Dad experienced a deep spiritual change in his life. He quit drinking immediately. Began attending church regularly, joined the men who smoked outside the building before Sunday School every week, drove the church bus to pick up people for church early, rain or shine, hot or cold. He took me with him. Realizing it was hypocritical for him to smoke and tell me not to, he quit... several times.  Then one Saturday, he came home and said the Lord and I quit today.  Cold turkey. Never smoked again.  He began to read his Bible every day, participated in teams of men who cleared land for mission churches started by our church, and took me with him to help. Eventually he started teaching a Sunday School class of 9-10 year old junior boys. I was in his class one year.
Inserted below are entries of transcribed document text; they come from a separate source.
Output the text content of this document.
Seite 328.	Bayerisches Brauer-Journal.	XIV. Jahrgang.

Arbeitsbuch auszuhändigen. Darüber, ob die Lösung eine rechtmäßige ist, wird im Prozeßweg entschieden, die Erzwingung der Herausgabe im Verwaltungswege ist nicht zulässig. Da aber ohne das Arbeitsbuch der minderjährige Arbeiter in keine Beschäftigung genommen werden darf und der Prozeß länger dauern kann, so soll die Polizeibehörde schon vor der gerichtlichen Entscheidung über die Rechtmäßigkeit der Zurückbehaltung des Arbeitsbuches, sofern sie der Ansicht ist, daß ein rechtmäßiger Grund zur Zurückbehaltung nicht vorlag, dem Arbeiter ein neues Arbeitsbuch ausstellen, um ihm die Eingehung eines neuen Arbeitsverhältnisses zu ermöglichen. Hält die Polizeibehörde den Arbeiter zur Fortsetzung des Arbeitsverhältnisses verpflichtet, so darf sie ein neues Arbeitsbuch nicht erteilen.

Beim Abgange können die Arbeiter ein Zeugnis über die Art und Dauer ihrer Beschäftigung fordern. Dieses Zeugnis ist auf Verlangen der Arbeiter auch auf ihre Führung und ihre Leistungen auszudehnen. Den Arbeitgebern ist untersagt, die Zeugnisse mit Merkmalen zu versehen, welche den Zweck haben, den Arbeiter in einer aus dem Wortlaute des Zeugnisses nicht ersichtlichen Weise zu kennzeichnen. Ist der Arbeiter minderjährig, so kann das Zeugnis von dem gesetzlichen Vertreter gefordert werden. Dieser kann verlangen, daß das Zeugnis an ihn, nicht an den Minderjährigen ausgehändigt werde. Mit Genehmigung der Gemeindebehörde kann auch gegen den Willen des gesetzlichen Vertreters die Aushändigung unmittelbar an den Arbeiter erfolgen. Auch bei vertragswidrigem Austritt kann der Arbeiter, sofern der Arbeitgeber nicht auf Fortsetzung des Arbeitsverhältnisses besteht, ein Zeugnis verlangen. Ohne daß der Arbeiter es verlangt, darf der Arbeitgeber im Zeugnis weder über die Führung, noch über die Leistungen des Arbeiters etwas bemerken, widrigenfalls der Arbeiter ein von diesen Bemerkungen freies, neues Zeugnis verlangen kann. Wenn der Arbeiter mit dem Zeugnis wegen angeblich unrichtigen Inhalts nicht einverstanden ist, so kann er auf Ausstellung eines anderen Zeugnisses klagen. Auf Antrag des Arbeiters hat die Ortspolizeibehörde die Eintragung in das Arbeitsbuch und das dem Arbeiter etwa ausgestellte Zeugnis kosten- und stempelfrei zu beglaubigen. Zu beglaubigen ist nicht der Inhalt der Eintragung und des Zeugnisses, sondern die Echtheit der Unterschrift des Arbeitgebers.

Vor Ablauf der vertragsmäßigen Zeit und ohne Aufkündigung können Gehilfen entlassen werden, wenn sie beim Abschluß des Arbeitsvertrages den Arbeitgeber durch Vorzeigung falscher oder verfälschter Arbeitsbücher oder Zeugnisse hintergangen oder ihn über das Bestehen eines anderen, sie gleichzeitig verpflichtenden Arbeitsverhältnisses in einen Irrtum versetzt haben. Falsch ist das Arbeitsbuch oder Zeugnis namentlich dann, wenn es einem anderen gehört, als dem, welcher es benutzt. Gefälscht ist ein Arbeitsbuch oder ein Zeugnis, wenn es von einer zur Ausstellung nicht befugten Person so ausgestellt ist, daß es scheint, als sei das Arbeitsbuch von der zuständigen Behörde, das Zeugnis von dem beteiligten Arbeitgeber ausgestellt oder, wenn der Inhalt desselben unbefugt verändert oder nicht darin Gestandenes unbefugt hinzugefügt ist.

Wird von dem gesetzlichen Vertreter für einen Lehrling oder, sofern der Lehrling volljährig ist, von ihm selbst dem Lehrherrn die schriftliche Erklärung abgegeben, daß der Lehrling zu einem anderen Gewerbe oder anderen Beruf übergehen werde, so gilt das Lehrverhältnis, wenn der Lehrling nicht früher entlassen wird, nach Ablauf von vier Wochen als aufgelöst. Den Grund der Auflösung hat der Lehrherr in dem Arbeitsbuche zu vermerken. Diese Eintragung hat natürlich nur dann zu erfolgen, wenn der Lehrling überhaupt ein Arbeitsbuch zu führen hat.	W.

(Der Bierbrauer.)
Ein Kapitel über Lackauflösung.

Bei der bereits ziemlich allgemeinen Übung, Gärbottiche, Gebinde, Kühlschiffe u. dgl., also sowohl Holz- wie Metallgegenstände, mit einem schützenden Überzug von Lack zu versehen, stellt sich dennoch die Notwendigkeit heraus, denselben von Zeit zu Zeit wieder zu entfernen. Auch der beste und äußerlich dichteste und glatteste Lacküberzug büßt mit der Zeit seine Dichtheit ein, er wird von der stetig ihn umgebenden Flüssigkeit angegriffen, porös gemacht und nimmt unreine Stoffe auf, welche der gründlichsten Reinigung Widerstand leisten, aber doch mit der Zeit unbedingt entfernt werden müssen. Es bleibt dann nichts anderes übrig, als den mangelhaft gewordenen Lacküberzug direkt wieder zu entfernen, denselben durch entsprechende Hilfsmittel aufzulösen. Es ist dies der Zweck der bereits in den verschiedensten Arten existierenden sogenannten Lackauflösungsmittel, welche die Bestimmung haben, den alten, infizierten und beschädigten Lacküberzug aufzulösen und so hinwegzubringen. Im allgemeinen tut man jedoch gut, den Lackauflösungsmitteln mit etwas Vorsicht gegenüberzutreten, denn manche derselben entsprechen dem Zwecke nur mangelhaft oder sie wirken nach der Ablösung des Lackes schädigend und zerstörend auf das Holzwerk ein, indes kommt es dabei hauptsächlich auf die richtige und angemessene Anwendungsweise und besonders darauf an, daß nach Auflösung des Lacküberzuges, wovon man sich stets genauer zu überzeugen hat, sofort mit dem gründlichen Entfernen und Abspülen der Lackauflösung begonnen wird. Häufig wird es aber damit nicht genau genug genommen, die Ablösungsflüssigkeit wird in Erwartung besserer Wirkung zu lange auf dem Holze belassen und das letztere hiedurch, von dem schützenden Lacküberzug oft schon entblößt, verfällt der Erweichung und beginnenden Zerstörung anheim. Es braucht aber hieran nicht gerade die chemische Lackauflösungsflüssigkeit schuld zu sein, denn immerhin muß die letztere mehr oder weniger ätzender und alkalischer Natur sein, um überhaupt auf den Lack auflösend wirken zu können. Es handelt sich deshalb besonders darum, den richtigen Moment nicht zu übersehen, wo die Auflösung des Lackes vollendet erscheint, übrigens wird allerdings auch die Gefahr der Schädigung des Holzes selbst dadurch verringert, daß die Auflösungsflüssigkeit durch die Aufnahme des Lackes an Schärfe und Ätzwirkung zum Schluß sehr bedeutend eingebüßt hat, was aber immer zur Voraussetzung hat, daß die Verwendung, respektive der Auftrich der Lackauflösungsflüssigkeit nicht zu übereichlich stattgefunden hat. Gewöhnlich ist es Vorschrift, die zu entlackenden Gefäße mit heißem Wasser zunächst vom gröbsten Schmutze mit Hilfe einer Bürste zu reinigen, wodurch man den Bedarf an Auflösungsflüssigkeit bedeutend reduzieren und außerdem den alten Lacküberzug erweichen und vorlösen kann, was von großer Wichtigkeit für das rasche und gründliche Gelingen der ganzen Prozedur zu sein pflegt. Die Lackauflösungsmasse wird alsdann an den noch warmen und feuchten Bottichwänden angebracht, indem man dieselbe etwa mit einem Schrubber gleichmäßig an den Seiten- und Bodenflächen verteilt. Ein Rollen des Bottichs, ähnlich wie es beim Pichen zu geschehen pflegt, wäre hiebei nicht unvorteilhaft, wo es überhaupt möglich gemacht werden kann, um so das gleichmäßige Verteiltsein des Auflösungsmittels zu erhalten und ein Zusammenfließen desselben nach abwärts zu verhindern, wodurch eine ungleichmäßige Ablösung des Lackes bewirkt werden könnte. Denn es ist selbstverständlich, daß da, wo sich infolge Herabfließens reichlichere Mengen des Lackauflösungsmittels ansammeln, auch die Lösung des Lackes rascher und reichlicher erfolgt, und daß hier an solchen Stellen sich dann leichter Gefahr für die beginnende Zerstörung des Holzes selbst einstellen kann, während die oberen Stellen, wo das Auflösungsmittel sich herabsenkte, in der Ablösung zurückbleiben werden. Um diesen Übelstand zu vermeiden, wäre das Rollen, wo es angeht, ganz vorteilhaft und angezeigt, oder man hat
He was an excellent teacher.  He only finished the 5th or 6th grade because he had to work on the farm while his older brothers went into WWII, but he knew his Bible.  He began to go visiting for the church on Thursday nights and leading people to faith in Jesus with his soul-winner’s New Testament and he took me with him. (I still have that testament.) He witnessed to the men at work telling them they needed to trust Jesus as their Savior.

Dad worked 5 ½ days every week and was paid by cash in a little brown envelope.  Mom laid out the money for the church first and then managed to make the rest of it go around.

He had bad varicose veins in his legs and had surgery when I was young. I don't think he could join the service because of that. He went to work everyday with his legs wrapped up in ace bandage wrappings, heavy support stockings, high top socks, and work boots that came up his legs. When he came home in the afternoons, his legs were as red as tomatoes, but he never complained. He did that everyday because he loved his wife and children and was committed to do whatever it took to earn a living for us.  

He never made much money (rented all his life), but gave us things money couldn’t buy... genuine love, godly wisdom, example of real humility, happiness and smiles, faithfulness, dedication to the Lord, hope for a better life than he had, peace at home, solid work ethic. He never bought us a car or a lot of stuff. But one Christmas he bought me a Lionel train that cost him most of a week’s paycheck. (I know because I have googled the price in 1953.)  We had limits, sternness and discipline regularly, when it called for it, which was most of the time for me., and I deserved it. 

All his life, he read his Bible every night, what an example! Whenever as a teenager I had a question, most of the time his answer was a verse of scripture. Most teenage boys think their ideas are right. Well, how can you argue with the Bible? That’s like arguing with God. 

If I could be half the Christian my dad was, then I will be OK.

So dear Lord, thank you for the wonderful gift of a loving Father. He was so much like you.

My daughter, Rebecca and her twins, Cooper and Caroline, will be with us for a couple of weeks.  We haven't seen them since Christmas and likely won't see them again until next Christmas.  My office schedule will be less regular for these days but I am on call to serve you whenever you need me.